Finablr appoints Bhairav Trivedi as new CEO
The resignation date of Promoth Manghat as outgoing Chief Executive is now effected on the appointment of Bhairav Trivedi.

Provider of cross-border payments, FX and payment technology Finablr PLC (LON:FIN) today announces that Bhairav Trivedi accepted his nomination to join the Board as Chief Executive Officer. His appointment is effective immediately.
Michael Tomalin, Co-Chairman of the Company and Chairman of the Nomination Committee, commented,
“I am delighted that Bhairav has joined the Board of Directors. He is an experienced business professional with over 25 years senior management experience in strategy, sales, marketing, business development and operations in the financial services sector, with deep domain expertise in emerging technologies and payments with a special focus on the consumer payment and remittance industry.”
The resignation date of Promoth Manghat as outgoing Chief Executive is now effected on the appointment of Bhairav Trivedi.
The Company also announces that Rahul Pai, Chief Financial Officer, has resigned but has agreed to support Bhairav Trivedi until a successor is identified.
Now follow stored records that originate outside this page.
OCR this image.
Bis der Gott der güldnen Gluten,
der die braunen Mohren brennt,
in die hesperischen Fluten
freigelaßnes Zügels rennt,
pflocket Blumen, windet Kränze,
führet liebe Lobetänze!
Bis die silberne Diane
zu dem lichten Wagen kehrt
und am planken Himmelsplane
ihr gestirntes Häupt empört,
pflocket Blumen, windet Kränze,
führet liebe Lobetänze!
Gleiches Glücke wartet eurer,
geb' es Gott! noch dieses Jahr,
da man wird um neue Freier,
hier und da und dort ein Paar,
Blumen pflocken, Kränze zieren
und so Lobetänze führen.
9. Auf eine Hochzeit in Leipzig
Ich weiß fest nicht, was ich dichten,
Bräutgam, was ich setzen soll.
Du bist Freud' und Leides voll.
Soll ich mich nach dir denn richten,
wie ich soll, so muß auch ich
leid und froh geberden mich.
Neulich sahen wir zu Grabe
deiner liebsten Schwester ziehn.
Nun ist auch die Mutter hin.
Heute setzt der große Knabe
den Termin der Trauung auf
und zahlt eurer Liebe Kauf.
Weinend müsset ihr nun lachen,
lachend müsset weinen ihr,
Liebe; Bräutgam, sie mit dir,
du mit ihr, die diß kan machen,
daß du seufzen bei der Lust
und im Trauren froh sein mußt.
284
Several days ago, Finablr announced changes to its Board. Abdulrahman Basaddiq and Bassam Hage resigned as directors of the company effective March 27, 2020.
On March 30, 2020, Finablr confirmed Ernst & Young LLP’s resignation as its auditor. In their letter of resignation, EY cited “concerns arising out of recent events at the Company and NMC Health plc…the composition of the Board of the Company, the adequacy of corporate governance concerns and the recent issues that have caused the Company to commission an independent review of the Company’s financial arrangements, including of related party transactions and on and off- balance-sheet debt”.
On March 17, 2020, Finablr announced potential insolvency appointment. Prior to that, the company confirmed that the Financial Conduct Authority (FCA) agreed to the temporary suspension of listing of the shares of Finablr PLC at the request of the company.
That update was published just a couple of days after the company announced a number of factors that were placing significant constraints on its access to daily liquidity and its ability to negotiate longer term financing. Since that announcement, these constraints have become amplified, Finablr said on Monday. They are having a material adverse impact on the company’s operations, including resulting in the company no longer being able to provide certain payment processing services.